O vice-presidente da Fenapef reforçou esse dado com o levantamento do Conselho Nacional do Ministério Público, que revelou um índice muito abaixo daquilo que a sociedade espera para a solução dos crimes: apenas 4%. Uma das explicações para essa vergonha nacional, segundo Werneck, deve-se ao fato de que não é valorizada a multidisciplinariedade. “Para crimes econômicos, financeiros e tributários, se não tivermos excelentes contadores e bacharéis em economia e administração de empresas, não conseguiremos entender a complexidade dos crimes cometidos”, disse ao adentrar no Código de Processo Penal Brasileiro.

“A investigação tem por base e por foco identificar indícios de autoria e de materialidade. Como acontece nas melhores polícias do mundo, temos a necessidade da multidisciplinariedade até por conta da evolução do crime. Para os crimes cibernéticos, por exemplo, em que um bacharel em direito vai auxiliar? Se você não tiver um excelente bacharel em tecnologia da informação, um hacker, você não vai conseguir investigar aquele crime”, explicou, reforçando o termo bacharel para todas as graduações, como que nivelando todas as especialidades à do direito, o que deve enrubescer muitos delegados.

“Precisamos debater na Câmara dos Deputados medidas para a eficiência da segurança pública, acabando com as práticas do inquérito policial que burocratizam a investigação, a fim de prestarmos um serviço de melhor qualidade à sociedade”, sugeriu. Um passo para isso, seria buscar o entendimento em torno do Ciclo Completo de Polícia, no qual todas as polícias poderiam iniciar e terminar a investigação tendo à frente o mesmo policial. Ele observou que se há mudança constante dos investigadores, há o perecimento das provas e do conhecimento, o que leva à impunidade. Para Werneck, o Ciclo Completo dá maior abrangência para que os policiais dentro de sua especialidade investiguem os crimes e acabem com o sistema que existe hoje - um gargalo em que um só cargo retém de maneira improdutiva mais de 10 mil investigações.

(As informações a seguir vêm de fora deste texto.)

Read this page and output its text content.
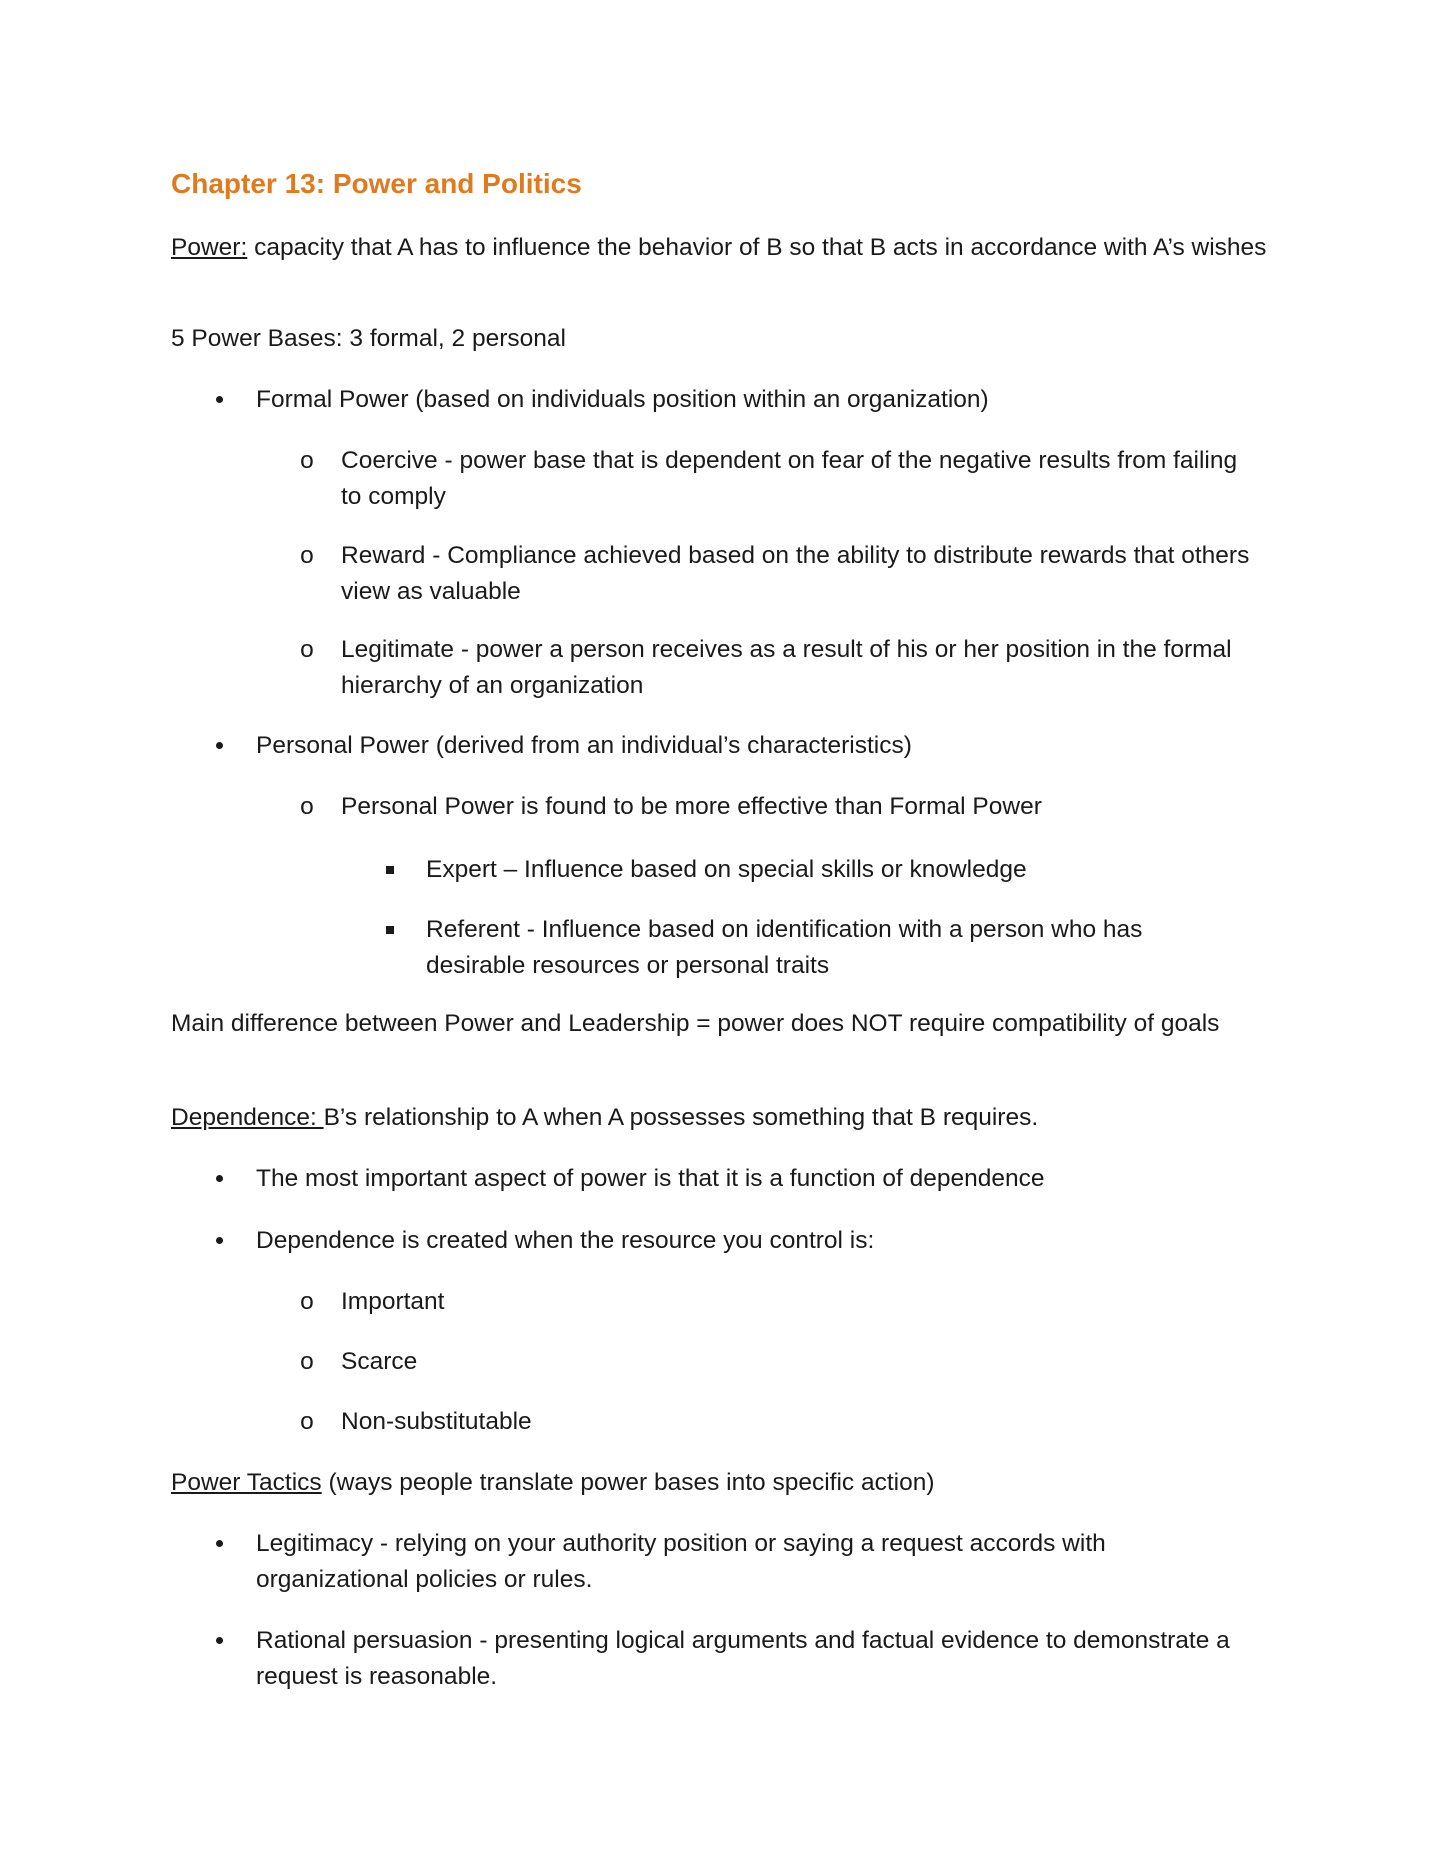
Chapter 13: Power and Politics
Power: capacity that A has to influence the behavior of B so that B acts in accordance with A’s wishes
5 Power Bases: 3 formal, 2 personal
Formal Power (based on individuals position within an organization)
o Coercive - power base that is dependent on fear of the negative results from failing to comply
o Reward - Compliance achieved based on the ability to distribute rewards that others view as valuable
o Legitimate - power a person receives as a result of his or her position in the formal hierarchy of an organization
Personal Power (derived from an individual’s characteristics)
o Personal Power is found to be more effective than Formal Power
Expert – Influence based on special skills or knowledge
Referent - Influence based on identification with a person who has desirable resources or personal traits
Main difference between Power and Leadership = power does NOT require compatibility of goals
Dependence: B’s relationship to A when A possesses something that B requires.
The most important aspect of power is that it is a function of dependence
Dependence is created when the resource you control is:
o Important
o Scarce
o Non-substitutable
Power Tactics (ways people translate power bases into specific action)
Legitimacy - relying on your authority position or saying a request accords with organizational policies or rules.
Rational persuasion - presenting logical arguments and factual evidence to demonstrate a request is reasonable.
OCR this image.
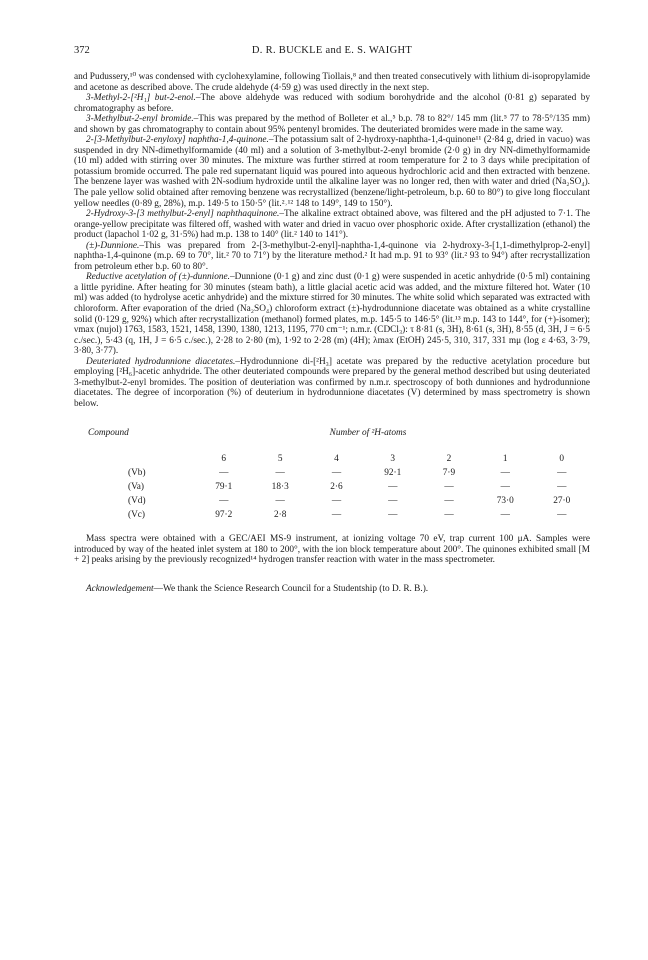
372	D. R. BUCKLE and E. S. WAIGHT

and Pudussery,¹⁰ was condensed with cyclohexylamine, following Tiollais,⁸ and then treated consecutively with lithium di-isopropylamide and acetone as described above. The crude aldehyde (4·59 g) was used directly in the next step.

3-Methyl-2-[²H₁] but-2-enol.–The above aldehyde was reduced with sodium borohydride and the alcohol (0·81 g) separated by chromatography as before.

3-Methylbut-2-enyl bromide.–This was prepared by the method of Bolleter et al.,⁵ b.p. 78 to 82°/ 145 mm (lit.⁵ 77 to 78·5°/135 mm) and shown by gas chromatography to contain about 95% pentenyl bromides. The deuteriated bromides were made in the same way.

2-[3-Methylbut-2-enyloxy] naphtha-1,4-quinone.–The potassium salt of 2-hydroxy-naphtha-1,4-quinone¹¹ (2·84 g, dried in vacuo) was suspended in dry NN-dimethylformamide (40 ml) and a solution of 3-methylbut-2-enyl bromide (2·0 g) in dry NN-dimethylformamide (10 ml) added with stirring over 30 minutes. The mixture was further stirred at room temperature for 2 to 3 days while precipitation of potassium bromide occurred. The pale red supernatant liquid was poured into aqueous hydrochloric acid and then extracted with benzene. The benzene layer was washed with 2N-sodium hydroxide until the alkaline layer was no longer red, then with water and dried (Na₂SO₄). The pale yellow solid obtained after removing benzene was recrystallized (benzene/light-petroleum, b.p. 60 to 80°) to give long flocculant yellow needles (0·89 g, 28%), m.p. 149·5 to 150·5° (lit.²˒¹² 148 to 149°, 149 to 150°).

2-Hydroxy-3-[3 methylbut-2-enyl] naphthaquinone.–The alkaline extract obtained above, was filtered and the pH adjusted to 7·1. The orange-yellow precipitate was filtered off, washed with water and dried in vacuo over phosphoric oxide. After crystallization (ethanol) the product (lapachol 1·02 g, 31·5%) had m.p. 138 to 140° (lit.² 140 to 141°).

(±)-Dunnione.–This was prepared from 2-[3-methylbut-2-enyl]-naphtha-1,4-quinone via 2-hydroxy-3-[1,1-dimethylprop-2-enyl] naphtha-1,4-quinone (m.p. 69 to 70°, lit.² 70 to 71°) by the literature method.² It had m.p. 91 to 93° (lit.² 93 to 94°) after recrystallization from petroleum ether b.p. 60 to 80°.

Reductive acetylation of (±)-dunnione.–Dunnione (0·1 g) and zinc dust (0·1 g) were suspended in acetic anhydride (0·5 ml) containing a little pyridine. After heating for 30 minutes (steam bath), a little glacial acetic acid was added, and the mixture filtered hot. Water (10 ml) was added (to hydrolyse acetic anhydride) and the mixture stirred for 30 minutes. The white solid which separated was extracted with chloroform. After evaporation of the dried (Na₂SO₄) chloroform extract (±)-hydrodunnione diacetate was obtained as a white crystalline solid (0·129 g, 92%) which after recrystallization (methanol) formed plates, m.p. 145·5 to 146·5° (lit.¹³ m.p. 143 to 144°, for (+)-isomer); νmax (nujol) 1763, 1583, 1521, 1458, 1390, 1380, 1213, 1195, 770 cm⁻¹; n.m.r. (CDCl₃): τ 8·81 (s, 3H), 8·61 (s, 3H), 8·55 (d, 3H, J = 6·5 c./sec.), 5·43 (q, 1H, J = 6·5 c./sec.), 2·28 to 2·80 (m), 1·92 to 2·28 (m) (4H); λmax (EtOH) 245·5, 310, 317, 331 mμ (log ε 4·63, 3·79, 3·80, 3·77).

Deuteriated hydrodunnione diacetates.–Hydrodunnione di-[²H₃] acetate was prepared by the reductive acetylation procedure but employing [²H₆]-acetic anhydride. The other deuteriated compounds were prepared by the general method described but using deuteriated 3-methylbut-2-enyl bromides. The position of deuteriation was confirmed by n.m.r. spectroscopy of both dunniones and hydrodunnione diacetates. The degree of incorporation (%) of deuterium in hydrodunnione diacetates (V) determined by mass spectrometry is shown below.

Compound	Number of ²H-atoms
	6	5	4	3	2	1	0
(Vb)	—	—	—	92·1	7·9	—	—
(Va)	79·1	18·3	2·6	—	—	—	—
(Vd)	—	—	—	—	—	73·0	27·0
(Vc)	97·2	2·8	—	—	—	—	—

Mass spectra were obtained with a GEC/AEI MS-9 instrument, at ionizing voltage 70 eV, trap current 100 μA. Samples were introduced by way of the heated inlet system at 180 to 200°, with the ion block temperature about 200°. The quinones exhibited small [M + 2] peaks arising by the previously recognized¹⁴ hydrogen transfer reaction with water in the mass spectrometer.

Acknowledgement—We thank the Science Research Council for a Studentship (to D. R. B.).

Em sua exposição, Flávio Werneck aproveitou também para abordar aspectos e deficiências nas fronteiras e do mal aproveitamento dos recursos humanos dentro da PF. Num recado direto para os que estão somente motivados pela vaidade e pela concentração de poder, disse esperar que “os gestores e políticos não deixem o Brasil se transformar já em 2023 na violenta Colômbia das décadas de 80 e 90, como alertam teóricos e especialistas de segurança pública no país, caso nada seja feito.